Wachstumsfaktorinhibitoren zur pharmakologischen Wundmodulation nach filtrierender Glaukomchirurgie am in-vitro-Beispiel des Tenonfibroblasten

Abstract

Ziel: Das Ziel einer postoperativen Nachsorge nach Trabekulektomie verlagert sich zunehmend von einer reinen Proliferationsunterdrückung zur Hemmung aller durch den Tenonfibroblasten kontrollierten Funktionen wie Proliferation, Migration, Extrazellulärmatrixproduktion und Transformation in Myofibroblasten. Die Regulation dieser Funktionen erfolgt durch eine konzertierte Aktion zahlreicher Wachstumsfaktoren. Wir untersuchten den Einfluss der Wachstumsfaktorinhibitoren Suramin und Genistein auf Tenonfibroblasten in vitro und verglichen die Ergebnisse mit denen des bereits etablierten Antimetaboliten 5-FU. Methode: Verwendet wurden Tenonfibroblasten- Primärkulturen. Die Untersuchung des Wanderungsverhaltens nach Zugabe der Medikamente erfolgte im Transwell Assay System, die des Proliferationsverhaltens einer definierten Zellzahl in einem cell-count- Verfahren. Der Fibronektingehalt in den Überständen behandelter Zellen wurde zu mehreren Untersuchungszeitpunkten mit Hilfe eines ELISA ermittelt. Die Bestimmung der Umwandlungrate von Tenonfibroblasten in Myofibroblasten nach Medikamentenzugabe erfolgte anhand einer doppelten Fluoreszenzfärbung. Ergebnisse: Alle verwendeten Medikamente waren in der Lage, die Migration von Tenonfibroblasten sowie die Transformation in Myofibroblasten zu inhibieren, jedoch gelang nie eine vollständige Unterdrückung. Die Proliferation wurde durch Suramin vergleichsweise geringfügig gehemmt. Dagegen lagen die Proliferationswerte von Genistein und 5-FU zu allen Untersuchungszeitpunkten im Bereich des Ausgangswertes. Alle untersuchten Medikamente verringerten die Fibronektinexpression des Tenonfibroblasten um ca. 50%. Schlussfolgerungen: Sowohl Genistein als auch Suramin sind in der Lage, die Funktionen des Tenonfibroblasten signifikant zu hemmen. Genistein hat dabei in einzelnen Zellfunktionen zeitweise eine stärkere Wirkung als das etablierte 5-FU. Suramin hatte einen schwächeren Effekt auf die Fibroblastenfunktionen als 5-FU.
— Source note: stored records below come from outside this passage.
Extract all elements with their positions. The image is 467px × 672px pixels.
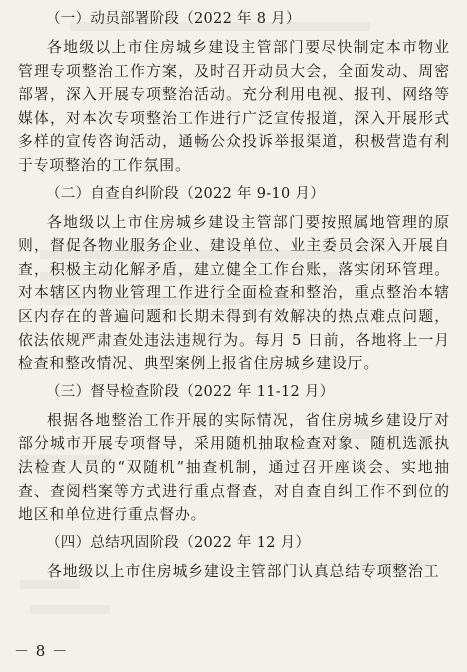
section-heading: （二）自查自纠阶段（2022 年 9-10 月） [46, 185, 326, 202]
section-summary [18, 533, 450, 584]
section-mobilization [18, 9, 450, 178]
section-paragraph: 各地级以上市住房城乡建设主管部门认真总结专项整治工 [47, 562, 440, 580]
page-number: － 8 － [14, 642, 69, 660]
section-self-inspection [18, 184, 450, 376]
section-heading: （三）督导检查阶段（2022 年 11-12 月） [46, 383, 335, 400]
section-heading: （一）动员部署阶段（2022 年 8 月） [46, 11, 301, 27]
document-page [18, 9, 450, 589]
section-paragraph: 各地级以上市住房城乡建设主管部门要尽快制定本市物业管理专项整治工作方案，及时召开动员大会，全面发动、周密部署，深入开展专项整治活动。充分利用电视、报刊、网络等媒体，对本次专项整治工作进行广泛宣传报道，深入开展形式多样的宣传咨询活动，通畅公众投诉举报渠道，积极营造有利于专项整治的工作氛围。 [18, 39, 450, 174]
section-heading: （四）总结巩固阶段（2022 年 12 月） [46, 534, 311, 551]
section-paragraph: 根据各地整治工作开展的实际情况，省住房城乡建设厅对部分城市开展专项督导，采用随机抽取检查对象、随机选派执法检查人员的“双随机”抽查机制，通过召开座谈会、实地抽查、查阅档案等方式进行重点督查，对自查自纠工作不到位的地区和单位进行重点督办。 [18, 411, 450, 524]
section-paragraph: 各地级以上市住房城乡建设主管部门要按照属地管理的原则，督促各物业服务企业、建设单位、业主委员会深入开展自查，积极主动化解矛盾，建立健全工作台账，落实闭环管理。对本辖区内物业管理工作进行全面检查和整治，重点整治本辖区内存在的普遍问题和长期未得到有效解决的热点难点问题，依法依规严肃查处违法违规行为。每月 5 日前，各地将上一月检查和整改情况、典型案例上报省住房城乡建设厅。 [18, 213, 450, 373]
section-supervision [18, 382, 450, 527]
Objective: The goal of postoperative care after trabeculectomy shifts increasingly from a pure suppression of proliferation of human tenon s capsule fibroblasts to an inhibition of all functions controlled by these cells including proliferation, migration, extracellular matrix production and transformation to myofibroblasts. The regulation of these functions is achieved by a concerted action of numerous growth factors. We analyzed the impact of growth factor inhibitors such as Suramin and Genistein on tenon fibroblasts in vitro and contrasted the results to the already established antimetabolite 5-FU. Methods: Primary cultures of tenon fibroblasts were used. The migration behaviour after addition of the drugs was tested in a transwell assay system. The examination of proliferation behaviour of a defined cell number was studied with a cell count method. The fibronectin content of supernatants was analyzed at several time points with an ELISA. The determination of the transformation rate from tenon fibroblasts tomyofibroblasts after addition of the drugs was carried out on the basis of a double fluorescence staining. Results: All drugs applied were able to inhibit the migration of tenon fibroblasts as well as their transformation to myofibroblasts. However, a complete suppression of these functions was not achieved. Suramin inhibited the proliferation only slightly. In contrast, the proliferation level of genistein and 5-FU was in the range of the initial values at all times of assessment. All tested drugs diminished the expression of fibronectin by 50 %. Conclusions: Both Genistein and Suramin are capable of inhibiting the functions of the human tenon fibroblast significantly. Genistein has a stronger effect in specified cell functions than the well- established 5-FU. Suramin has a weaker effect on fibroblast-functions than 5-FU.